This surveillance state dates back way before Obama. The thing is, it was
brought to light during his era and he still approved it along with widened
it.

Point is, don't give trump sole credit for something that's been going on for
50+ years before him. The article acts like there was no surveillance state
before him.

------
andrerm
> Section 215 of the Patriot Act will expire at the end of this year unless
> the Senate votes to re-authorize it.

> "As sure as night follows day, the Senate will wait until very last minute,
> when you all have your Christmas trees up," he said. "I am goign to push
> very hard to see if we can put a stake in this program and kill it once and
> for all."

> But to do that, Wyden said, he needs citizens to write, email and call their
> senators and ask them to not renew Section 215.

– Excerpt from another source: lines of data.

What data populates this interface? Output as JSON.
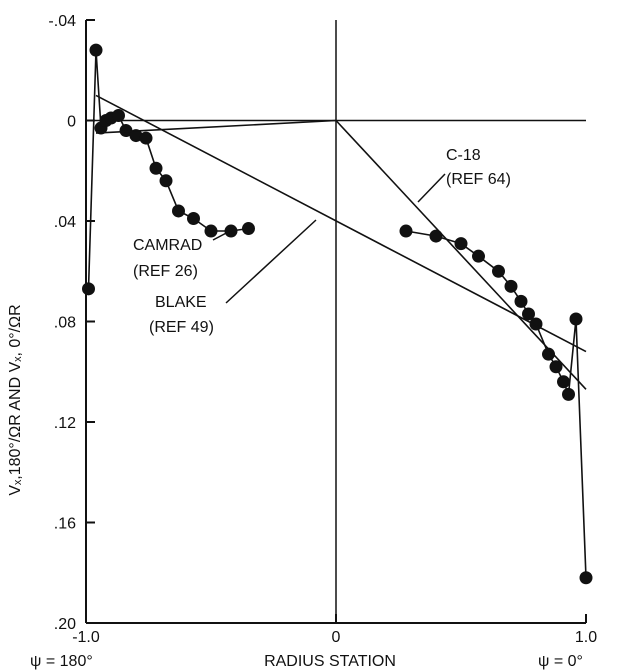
{
  "chart_data": {
    "type": "line",
    "xlabel": "RADIUS STATION",
    "ylabel": "Vₓ,180°/ΩR AND Vₓ, 0°/ΩR",
    "xlim": [
      -1.0,
      1.0
    ],
    "ylim": [
      -0.04,
      0.2
    ],
    "y_inverted": true,
    "x_ticks": [
      "-1.0",
      "0",
      "1.0"
    ],
    "y_ticks": [
      {
        "value": -0.04,
        "label": "-.04"
      },
      {
        "value": 0,
        "label": "0"
      },
      {
        "value": 0.04,
        "label": ".04"
      },
      {
        "value": 0.08,
        "label": ".08"
      },
      {
        "value": 0.12,
        "label": ".12"
      },
      {
        "value": 0.16,
        "label": ".16"
      },
      {
        "value": 0.2,
        "label": ".20"
      }
    ],
    "x_end_labels": {
      "left": "ψ = 180°",
      "right": "ψ = 0°"
    },
    "series": [
      {
        "name": "CAMRAD (REF 26)",
        "style": "line-markers",
        "segments": [
          {
            "x": [
              -0.99,
              -0.96,
              -0.94,
              -0.92,
              -0.9,
              -0.87,
              -0.84,
              -0.8,
              -0.76,
              -0.72,
              -0.68,
              -0.63,
              -0.57,
              -0.5,
              -0.42,
              -0.35
            ],
            "y": [
              0.067,
              -0.028,
              0.003,
              0.0,
              -0.001,
              -0.002,
              0.004,
              0.006,
              0.007,
              0.019,
              0.024,
              0.036,
              0.039,
              0.044,
              0.044,
              0.043
            ]
          },
          {
            "x": [
              0.28,
              0.4,
              0.5,
              0.57,
              0.65,
              0.7,
              0.74,
              0.77,
              0.8,
              0.85,
              0.88,
              0.91,
              0.93,
              0.96,
              1.0
            ],
            "y": [
              0.044,
              0.046,
              0.049,
              0.054,
              0.06,
              0.066,
              0.072,
              0.077,
              0.081,
              0.093,
              0.098,
              0.104,
              0.109,
              0.079,
              0.182
            ]
          }
        ]
      },
      {
        "name": "BLAKE (REF 49)",
        "style": "line",
        "x": [
          -0.96,
          1.0
        ],
        "y": [
          -0.01,
          0.092
        ]
      },
      {
        "name": "C-18 (REF 64)",
        "style": "line",
        "segments": [
          {
            "x": [
              -0.96,
              0.0
            ],
            "y": [
              0.005,
              0.0
            ]
          },
          {
            "x": [
              0.0,
              1.0
            ],
            "y": [
              0.0,
              0.107
            ]
          }
        ]
      }
    ],
    "annotations": [
      {
        "lines": [
          "C-18",
          "(REF 64)"
        ],
        "points_to": "C-18 (REF 64)"
      },
      {
        "lines": [
          "CAMRAD",
          "(REF 26)"
        ],
        "points_to": "CAMRAD (REF 26)"
      },
      {
        "lines": [
          "BLAKE",
          "(REF 49)"
        ],
        "points_to": "BLAKE (REF 49)"
      }
    ]
  }
}
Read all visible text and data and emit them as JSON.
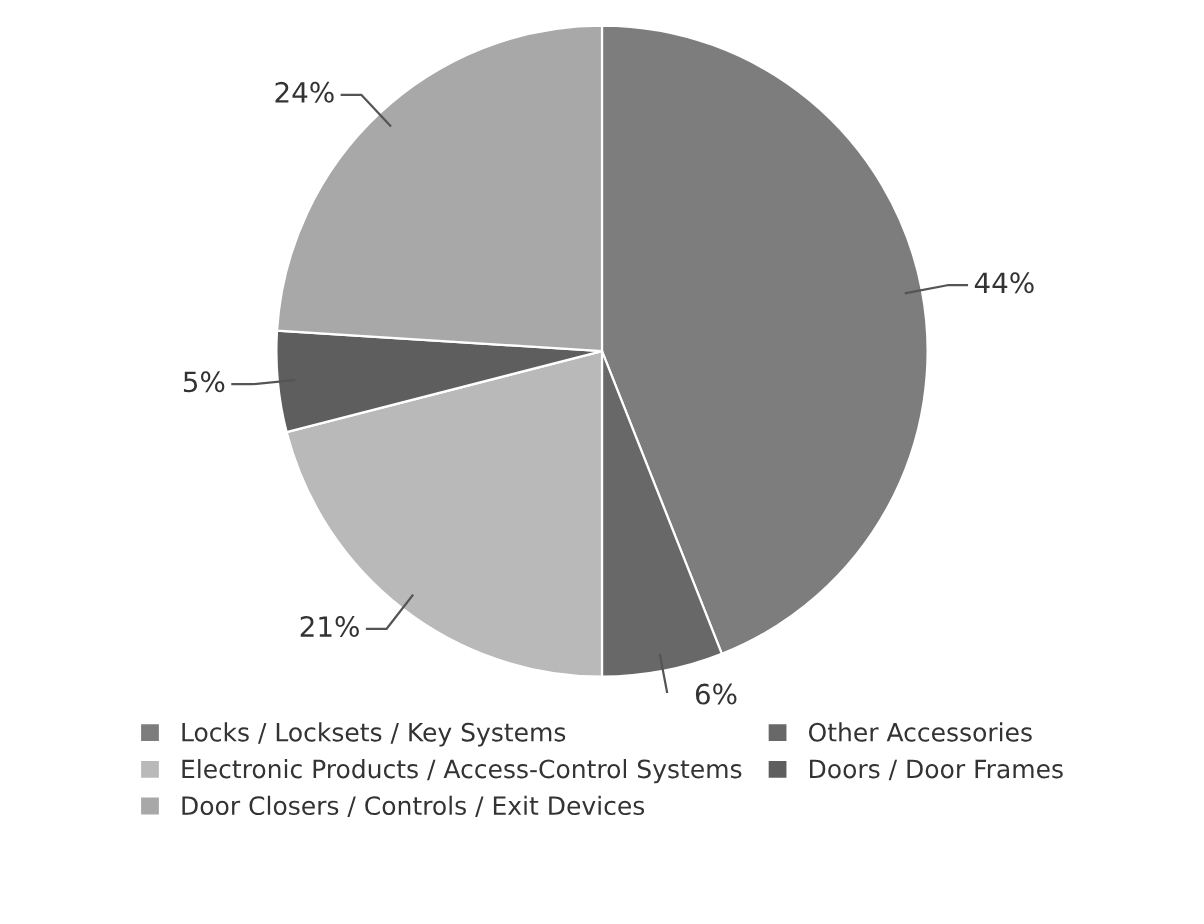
{
  "chart_data": {
    "type": "pie",
    "categories": [
      "Locks / Locksets / Key Systems",
      "Other Accessories",
      "Electronic Products / Access-Control Systems",
      "Doors / Door Frames",
      "Door Closers / Controls / Exit Devices"
    ],
    "values": [
      44,
      6,
      21,
      5,
      24
    ],
    "value_labels": [
      "44%",
      "6%",
      "21%",
      "5%",
      "24%"
    ],
    "colors": [
      "#7d7d7d",
      "#686868",
      "#b9b9b9",
      "#5e5e5e",
      "#a8a8a8"
    ],
    "legend": "bottom"
  }
}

Will citizens do something about it? I don't think so but we'll see. I really
hope to be proven wrong.

------
heroprotagonist
The sale of location data, and the utter insecurity of APIs (eg, no
enforcement of consent requirements, simply passing the paper trail obligation
them through several layers of corporate agreement) really aught to be
considered a national security issue at this point.

With enough money, an organization can monitor the movements of political
opponents. Not just the politician, but their entire staff. This can fuel
further vectors of attack in turn.

------
equalunique
Obvously this trend isn't unique to Trump, but if politicization is what gets
people to pay attention to privacy issues, then go ahead.

------
captainredbeard
The surveillance state has existed for a long time...

------
moltensodium
The telecom companies have been semi-nationalized since 2001. This isn't new
to Trump. The one company that tried to fight getting completely absorbed into
the national security apparatus (Qwest/Joseph Nacchio) doesn't exist anymore.
They are all part of the state now.